Die 1822 von Johannes Schlenker (1787 – 1864) in Schwenningen gegründete Firma stellte zunächst Pendel- und Wanduhren aus Holz her, später auch Nachtwächter-Kontrolluhren, die in die ganze Welt exportiert wurden. 1883 heiratete der Kaufmann Jakob Kienzle (1859 – 1935) in die Familie Schlenker ein und wurde Teilhaber der Uhrenmanufaktur, die nun als Schlenker & Kienzle firmierte. Nachdem Carl-Johannes Schlenker, der Sohn des Gründers, die Firma wegen Streitigkeiten über die Firmenstrategie verlassen hatte, wurde Jakob Kienzle 1897 alleiniger Inhaber.

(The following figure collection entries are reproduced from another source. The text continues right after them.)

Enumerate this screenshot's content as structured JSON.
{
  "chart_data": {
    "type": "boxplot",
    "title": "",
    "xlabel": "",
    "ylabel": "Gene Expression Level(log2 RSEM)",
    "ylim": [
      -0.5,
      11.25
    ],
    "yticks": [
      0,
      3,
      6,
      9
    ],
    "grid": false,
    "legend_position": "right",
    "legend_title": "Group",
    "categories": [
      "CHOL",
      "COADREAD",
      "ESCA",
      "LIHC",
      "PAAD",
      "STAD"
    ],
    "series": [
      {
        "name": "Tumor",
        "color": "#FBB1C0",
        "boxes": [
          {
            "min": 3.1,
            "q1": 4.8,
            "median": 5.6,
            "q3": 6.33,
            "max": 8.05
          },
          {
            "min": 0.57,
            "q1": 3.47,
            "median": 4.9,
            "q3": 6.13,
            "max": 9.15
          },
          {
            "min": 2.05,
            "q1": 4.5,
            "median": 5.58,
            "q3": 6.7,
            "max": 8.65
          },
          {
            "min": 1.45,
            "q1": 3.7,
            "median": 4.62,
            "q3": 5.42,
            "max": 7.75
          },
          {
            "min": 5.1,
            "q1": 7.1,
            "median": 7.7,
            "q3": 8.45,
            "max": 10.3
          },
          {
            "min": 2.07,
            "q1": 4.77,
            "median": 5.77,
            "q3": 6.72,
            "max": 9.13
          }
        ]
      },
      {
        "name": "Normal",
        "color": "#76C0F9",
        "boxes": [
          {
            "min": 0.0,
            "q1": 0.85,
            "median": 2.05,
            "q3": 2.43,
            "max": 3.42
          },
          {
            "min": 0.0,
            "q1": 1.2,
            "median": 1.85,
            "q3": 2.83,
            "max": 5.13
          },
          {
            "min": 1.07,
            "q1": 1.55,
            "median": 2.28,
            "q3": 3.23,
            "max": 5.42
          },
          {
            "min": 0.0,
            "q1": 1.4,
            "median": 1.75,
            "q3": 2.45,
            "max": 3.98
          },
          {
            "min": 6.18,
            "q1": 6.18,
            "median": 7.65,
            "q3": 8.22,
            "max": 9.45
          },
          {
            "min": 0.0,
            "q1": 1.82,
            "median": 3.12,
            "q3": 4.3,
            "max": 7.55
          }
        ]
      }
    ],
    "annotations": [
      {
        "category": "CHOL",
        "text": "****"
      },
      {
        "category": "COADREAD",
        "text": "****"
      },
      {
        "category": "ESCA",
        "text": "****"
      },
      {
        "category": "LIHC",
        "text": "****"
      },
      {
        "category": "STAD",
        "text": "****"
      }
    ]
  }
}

Um die Jahrhundertwende erweiterte man die Produktpalette um Armbanduhren, Arbeitskontrolluhren, Autouhren, Messwerkzeuge, Taschenuhren, Tischuhren und Wecker. 1913 erwarb Kienzle die Firma Carl Werner aus Villingen, einen Hersteller von Taxametern, die anschließend in Kienzle Taxameter & Apparate umbenannt und 1928 von der Uhrenfirma in Schwenningen rechtlich abgetrennt wurde. Diese Firma produzierte Autouhren, Fahrtenschreiber, Parkuhren, Taxameter, Zapfsäulenzähler und nach dem Zweiten Weltkrieg auch Rechen- und Büromaschinen.

Der Kienzle-Familie verkaufte ihre Anteile an der Uhrenfirma in den 1960er Jahren an den Schweizer Rüstungskonzern Oerlikon-Bührle und an die Kreidler-Familie, denen der gleichnamige Motorradhersteller gehörte.

Bis Ende der 1960er Jahre war Kienzle einer der größten deutschen Uhrenhersteller. Die japanischen Quarz-Uhren, die in den 1970er Jahre den europäischen Markt überschwemmten, brachten die Firma jedoch zunehmend in Schwierigkeiten. Kienzle Apparate wurde 1981 vom Mannesmann-Konzern übernommen, der die Kraftfahrzeugsparte in seine Tochtergesellschaft VDO Adolf Schindling eingliederte. Von 2001 bis 2007 gehörte Kienzle Automative zu Siemens-VDO Automotive, seitdem zu Continental. Die Computerabteilung wurde 1991 von dem US-Computerkonzern Digital Equipment Corporation (DEC) übernommen.

Die Kreidler-Familie veräußerte ihre Anteile an der Uhrenfirma 1989 an das Kienzle-Management, das das Unternehmen in die neugegründete Holdinggesellschaft DUFA (Deutsche Uhrenfabrik) einbrachte. DUFA ging jedoch 1996 in Konkurs. 1997 wurde Kienzle von einer Hongkonger Investmentfirma übernommen, die die Produktion der Uhren komplett nach China verlagerte.

2002 entstand in Hamburg eine neue Kienzle-Firma, die 2006 von den Hamburger Geschäftsleuten Stephan Kruse-Thamer und Marco Hahn sowie zwei Finanzinvestoren übernommen wurde. Der Versuch, die traditionsreiche Firma mit höherwertigen, in Deutschland gefertigten Uhrenkollektionen, zum Erfolg zu führen, schlug jedoch fehl. 2010 musste Kienzle Insolvenz anmelden. Der Geschäftsbetrieb wurde jedoch fortgeführt. 2014 kam es zu einer erneuten Insolvenz.